Pierre; Or, The Ambiguities” by Herman Melville - 1852 - ‎

And now we behold this hapless youth all eager to involve himself in such an inextricable twist of Fate, that the three dextrous maids themselves could hardly disentangle him, if once he tie the complicating knots about him and Isabel. Ah, thou ...


You are asking about two different senses of twist. The first refers to some concrete physical item that has been twisted:

twist n
1. Something twisted or formed by twisting, especially:
a. A length of yarn, cord, or thread, especially a strong silk thread used mainly to bind the edges of buttonholes.
b. Tobacco leaves processed into the form of a rope or roll.
c. A loaf of bread or other bakery product made from pieces of dough twisted together.
d. A sliver of citrus peel twisted over or dropped into a beverage for flavoring.

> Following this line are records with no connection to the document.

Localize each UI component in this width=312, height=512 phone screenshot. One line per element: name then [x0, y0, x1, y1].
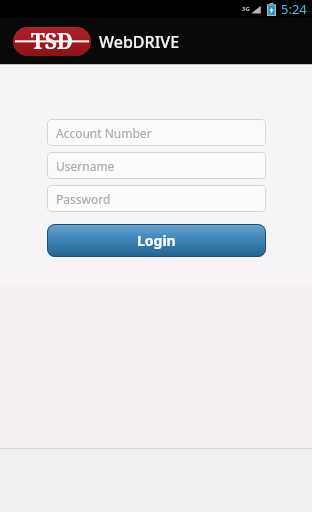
- staticText: Username: [56, 158, 115, 174]
- button[interactable]: Login: [47, 224, 266, 257]
- button[interactable]: Username: [47, 152, 266, 179]
- other: Battery charging: [267, 3, 276, 16]
- staticText: 3G: [242, 5, 250, 13]
- button[interactable]: Account Number: [47, 119, 266, 146]
- staticText: Account Number: [56, 125, 152, 141]
- other: Signal strength: [251, 4, 261, 15]
- button[interactable]: Password: [47, 185, 266, 212]
- staticText: 5:24: [281, 0, 307, 18]
- staticText: Password: [56, 191, 111, 207]
- staticText: Login: [137, 231, 176, 250]
- staticText: WebDRIVE: [99, 31, 180, 53]
- staticText: TSD: [31, 27, 73, 56]
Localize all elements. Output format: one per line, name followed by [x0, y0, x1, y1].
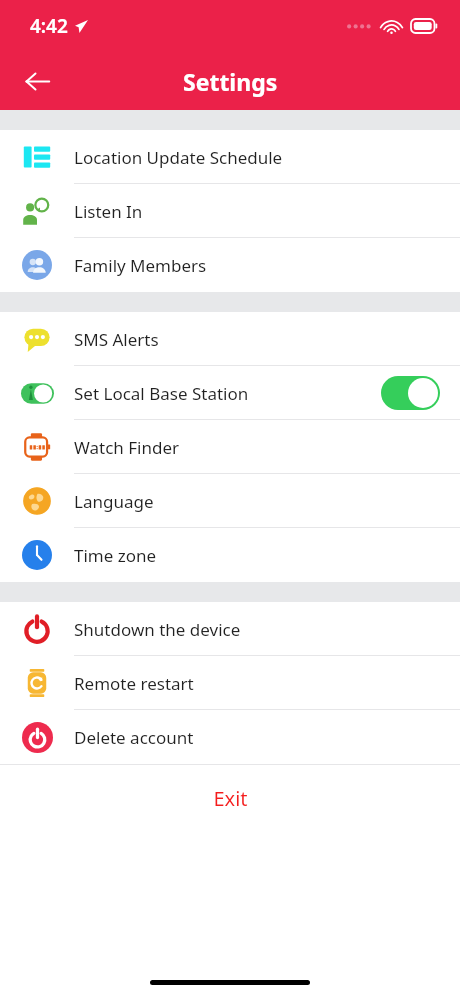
button[interactable]: Back — [12, 56, 62, 106]
button[interactable]: Language — [0, 474, 460, 528]
staticText: Watch Finder — [74, 436, 180, 459]
button[interactable]: Remote restart — [0, 656, 460, 710]
staticText: Location Update Schedule — [74, 146, 283, 169]
button[interactable]: Location Update Schedule — [0, 130, 460, 184]
staticText: SMS Alerts — [74, 328, 159, 351]
staticText: Shutdown the device — [74, 618, 241, 641]
staticText: Settings — [183, 66, 278, 97]
staticText: Exit — [213, 785, 248, 812]
staticText: Family Members — [74, 254, 207, 277]
button[interactable]: Family Members — [0, 238, 460, 292]
button[interactable]: Watch Finder — [0, 420, 460, 474]
staticText: Remote restart — [74, 672, 194, 695]
staticText: Set Local Base Station — [74, 382, 249, 405]
staticText: Language — [74, 490, 154, 513]
button[interactable]: Listen In — [0, 184, 460, 238]
staticText: Time zone — [74, 544, 157, 567]
button[interactable]: Set Local Base Station — [0, 366, 460, 420]
button[interactable]: Exit — [0, 765, 460, 831]
staticText: 4:42 — [30, 13, 68, 39]
button[interactable]: Delete account — [0, 710, 460, 764]
button[interactable]: Shutdown the device — [0, 602, 460, 656]
button[interactable]: Toggle base station — [381, 376, 440, 410]
button[interactable]: Time zone — [0, 528, 460, 582]
button[interactable]: SMS Alerts — [0, 312, 460, 366]
staticText: Delete account — [74, 726, 194, 749]
staticText: Listen In — [74, 200, 143, 223]
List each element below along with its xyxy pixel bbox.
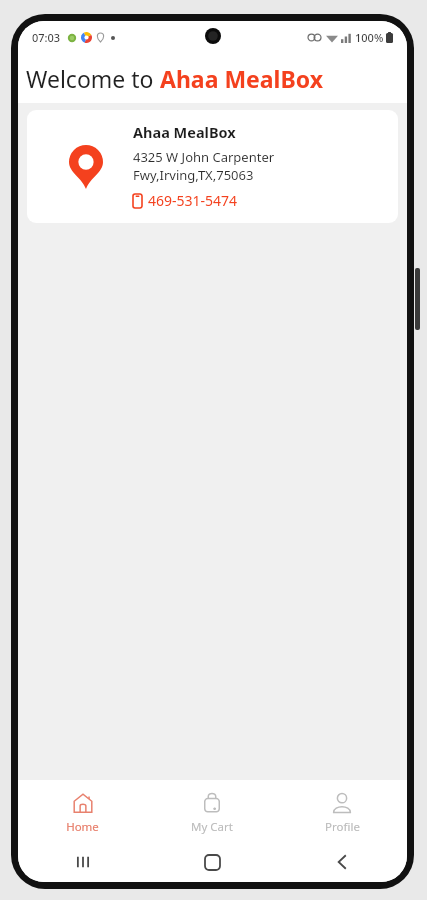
button[interactable]: Home bbox=[147, 842, 277, 882]
button[interactable]: Back bbox=[277, 842, 407, 882]
button[interactable]: Profile bbox=[277, 780, 407, 842]
staticText: Home bbox=[66, 819, 99, 835]
staticText: Fwy,Irving,TX,75063 bbox=[133, 166, 254, 184]
button[interactable]: My Cart bbox=[147, 780, 277, 842]
staticText: Welcome to bbox=[26, 63, 160, 94]
staticText: 07:03 bbox=[32, 30, 61, 45]
staticText: 469-531-5474 bbox=[148, 191, 238, 210]
button[interactable]: 469-531-5474 bbox=[133, 190, 238, 211]
button[interactable]: Ahaa MealBox bbox=[27, 110, 398, 223]
staticText: Ahaa MealBox bbox=[160, 63, 323, 94]
staticText: Ahaa MealBox bbox=[133, 122, 236, 142]
staticText: My Cart bbox=[191, 819, 233, 835]
staticText: 4325 W John Carpenter bbox=[133, 148, 275, 166]
staticText: 100% bbox=[355, 30, 384, 45]
button[interactable]: Home bbox=[18, 780, 147, 842]
button[interactable]: Recent apps bbox=[18, 842, 147, 882]
staticText: Profile bbox=[325, 819, 360, 835]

And the second refers to a more abstract convolution, like an unexpected turn in a story or process:

  1. An unexpected change in a process or a departure from a pattern, often producing a distortion or perversion: a twist of fate; a story with a quirky twist.

The Free Dictionary Online

The noun form is attested from the mid-14th century, according to Etymonline:

mid-14c., "flat part of a hinge" (now obsolete), probably from Old English -twist "divided object; fork; rope" (as in mæsttwist "mast rope, stay;" candeltwist "wick"), from Proto-Germanic *twis-, from PIE root *dwo- "two." Original senses suggest "dividing in two" (source also of cognate Old Norse tvistra "to divide, separate," Gothic twis- "in two, asunder," Dutch twist, German zwist "quarrel, discord," though these senses have no equivalent in English), but later ones are of "combining two into one," hence the original sense of the word may be "rope made of two strands."